En esta cuaresma tomada por el blanco y negro de aquello que tanto hemos amado, contemplo en mi oratorio personal la fotografía del Señor de la Salud de la Hermandad de los Gitanos regresando en la mañana del Viernes Santo por la plaza de la Encarnación. El sol de Regina, las familias asomadas al balcón, los airosos candelabros gastados de cera, los cirios depositados en el asimétrico monte a sus plantas. Nazarenos, personajes de gorra y sombrero orgullosos frente a la cámara. Felices. O aquella otra de Sánchez del Pando, entrando San Román. Multitud expectante desde calle Peñuelas. Niños en brazos de sus padres. El paso del Señor vuelto mirando al pueblo que, intuimos, le llora, le agradece, le pide fuerzas para seguir con su vida. Es el misterio hermoso que anuda el pasado con el futuro de Dios en la Semana Santa. Nada se perdió. Ni una sola de esa plenitud vivida en la mañana del Viernes Santo se ha apagado definitivamente. Vuelven a sonreírnos aquellos niños que desconocían aún el desgarro posterior de la guerra. Las calles olvidadas vuelven a esperar la leve caricia de su cofradía. Los balcones nunca han vuelto a estar vacíos. Habitados de nuevo por todos aquellos que amaron lo que ahora nosotros amamos.

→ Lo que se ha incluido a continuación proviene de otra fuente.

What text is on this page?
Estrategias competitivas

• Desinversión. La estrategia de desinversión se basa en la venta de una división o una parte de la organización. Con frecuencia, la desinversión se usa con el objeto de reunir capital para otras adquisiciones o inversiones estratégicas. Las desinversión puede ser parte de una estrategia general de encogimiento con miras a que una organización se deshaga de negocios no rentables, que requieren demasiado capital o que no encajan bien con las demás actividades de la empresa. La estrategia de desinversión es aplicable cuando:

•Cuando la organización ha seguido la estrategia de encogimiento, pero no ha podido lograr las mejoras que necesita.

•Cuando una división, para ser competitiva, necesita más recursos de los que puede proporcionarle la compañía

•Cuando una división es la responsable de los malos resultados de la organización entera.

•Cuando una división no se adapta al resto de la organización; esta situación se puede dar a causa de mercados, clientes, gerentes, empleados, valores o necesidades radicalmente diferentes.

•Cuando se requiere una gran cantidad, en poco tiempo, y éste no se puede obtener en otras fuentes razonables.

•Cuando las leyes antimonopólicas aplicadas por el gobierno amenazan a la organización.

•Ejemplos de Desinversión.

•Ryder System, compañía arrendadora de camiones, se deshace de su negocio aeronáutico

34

Vuelve aquel niño que siente el apretón firme de la mano que le acompaña y le explica la Piedad de la Mortaja. La dulzura de los angelotes jugueteando con los pellizcos del sudario para aliviar el sereno dolor de su Madre.

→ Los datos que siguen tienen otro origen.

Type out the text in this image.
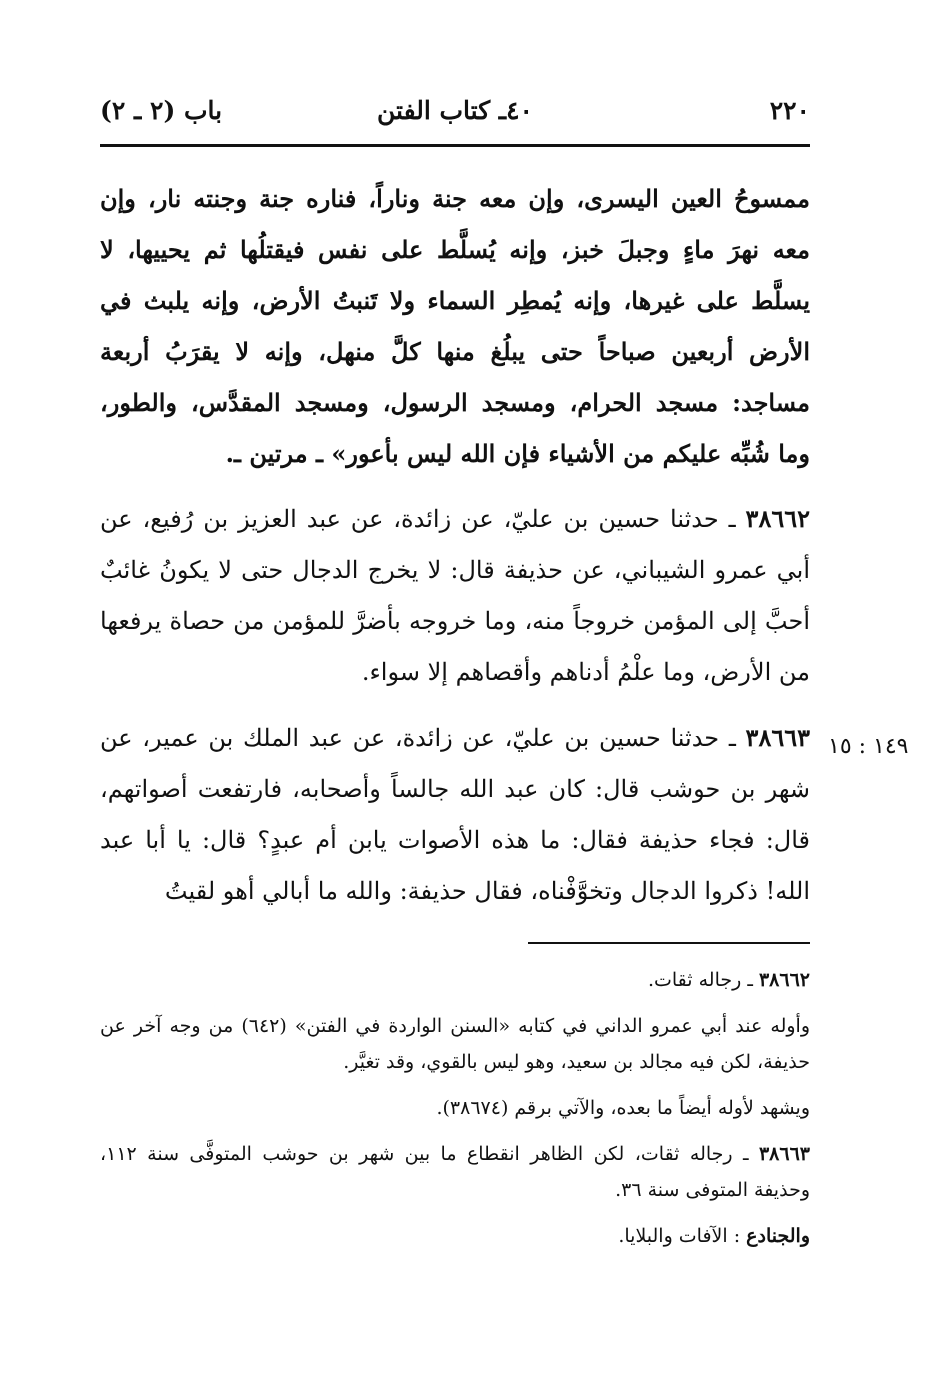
٢٢٠
٤٠ـ كتاب الفتن
باب (٢ ـ ٢)

ممسوحُ العين اليسرى، وإن معه جنة وناراً، فناره جنة وجنته نار، وإن معه نهرَ ماءٍ وجبلَ خبز، وإنه يُسلَّط على نفس فيقتلُها ثم يحييها، لا يسلَّط على غيرها، وإنه يُمطِر السماء ولا تَنبتُ الأرض، وإنه يلبث في الأرض أربعين صباحاً حتى يبلُغ منها كلَّ منهل، وإنه لا يقرَبُ أربعة مساجد: مسجد الحرام، ومسجد الرسول، ومسجد المقدَّس، والطور، وما شُبِّه عليكم من الأشياء فإن الله ليس بأعور» ـ مرتين ـ.

٣٨٦٦٢ ـ حدثنا حسين بن عليّ، عن زائدة، عن عبد العزيز بن رُفيع، عن أبي عمرو الشيباني، عن حذيفة قال: لا يخرج الدجال حتى لا يكونُ غائبٌ أحبَّ إلى المؤمن خروجاً منه، وما خروجه بأضرَّ للمؤمن من حصاة يرفعها من الأرض، وما علْمُ أدناهم وأقصاهم إلا سواء.

٣٨٦٦٣ ـ حدثنا حسين بن عليّ، عن زائدة، عن عبد الملك بن عمير، عن شهر بن حوشب قال: كان عبد الله جالساً وأصحابه، فارتفعت أصواتهم، قال: فجاء حذيفة فقال: ما هذه الأصوات يابن أم عبدٍ؟ قال: يا أبا عبد الله! ذكروا الدجال وتخوَّفْناه، فقال حذيفة: والله ما أبالي أهو لقيتُ

١٤٩ : ١٥

٣٨٦٦٢ ـ رجاله ثقات.

وأوله عند أبي عمرو الداني في كتابه «السنن الواردة في الفتن» (٦٤٢) من وجه آخر عن حذيفة، لكن فيه مجالد بن سعيد، وهو ليس بالقوي، وقد تغيَّر.

ويشهد لأوله أيضاً ما بعده، والآتي برقم (٣٨٦٧٤).

٣٨٦٦٣ ـ رجاله ثقات، لكن الظاهر انقطاع ما بين شهر بن حوشب المتوفَّى سنة ١١٢، وحذيفة المتوفى سنة ٣٦.

والجنادع : الآفات والبلايا.
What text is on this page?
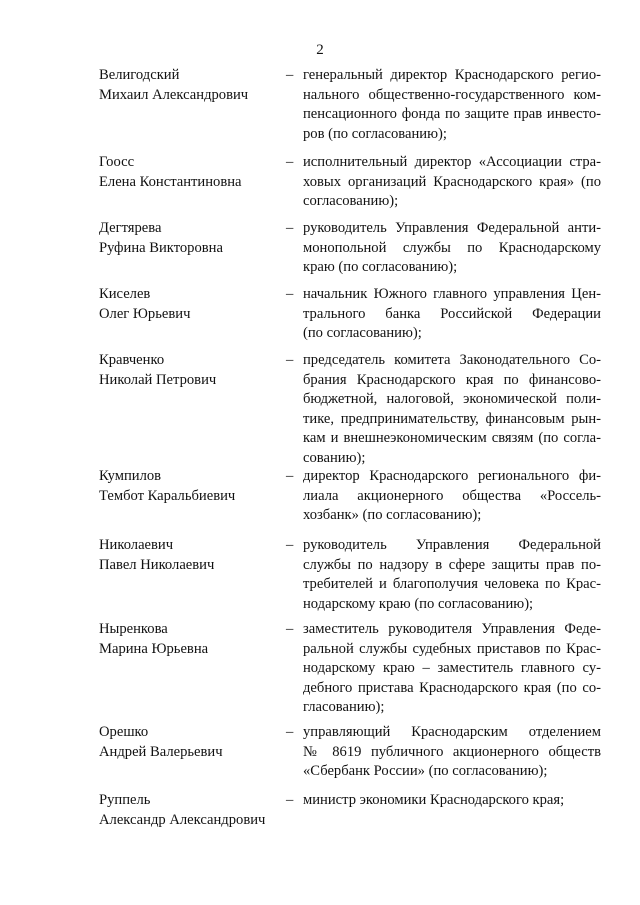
2
Велигодский
Михаил Александрович
– генеральный директор Краснодарского регио-
нального общественно-государственного ком-
пенсационного фонда по защите прав инвесто-
ров (по согласованию);
Гоосс
Елена Константиновна
– исполнительный директор «Ассоциации стра-
ховых организаций Краснодарского края» (по
согласованию);
Дегтярева
Руфина Викторовна
– руководитель Управления Федеральной анти-
монопольной службы по Краснодарскому
краю (по согласованию);
Киселев
Олег Юрьевич
– начальник Южного главного управления Цен-
трального банка Российской Федерации
(по согласованию);
Кравченко
Николай Петрович
– председатель комитета Законодательного Со-
брания Краснодарского края по финансово-
бюджетной, налоговой, экономической поли-
тике, предпринимательству, финансовым рын-
кам и внешнеэкономическим связям (по согла-
сованию);
Кумпилов
Тембот Каральбиевич
– директор Краснодарского регионального фи-
лиала акционерного общества «Россель-
хозбанк» (по согласованию);
Николаевич
Павел Николаевич
– руководитель Управления Федеральной
службы по надзору в сфере защиты прав по-
требителей и благополучия человека по Крас-
нодарскому краю (по согласованию);
Ныренкова
Марина Юрьевна
– заместитель руководителя Управления Феде-
ральной службы судебных приставов по Крас-
нодарскому краю – заместитель главного су-
дебного пристава Краснодарского края (по со-
гласованию);
Орешко
Андрей Валерьевич
– управляющий Краснодарским отделением
№ 8619 публичного акционерного обществ
«Сбербанк России» (по согласованию);
Руппель
Александр Александрович
– министр экономики Краснодарского края;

El sábado pasado despedimos a mi tía. La mayor de la familia. Y convencido, cada vez que soy alcanzado por la dulce Victoria de su mirada, vuelven también a mí la plenitud de los Jueves Santos, de almuerzo temprano y nervioso, de raso morado y escudo bordado en oro bien perfilados la columna y azotes. Y ahora sé que cada vez que veo a la Madre de mi familia, les veo. Ése y no otro es el misterio de la plenitud encontrada en aquella foto.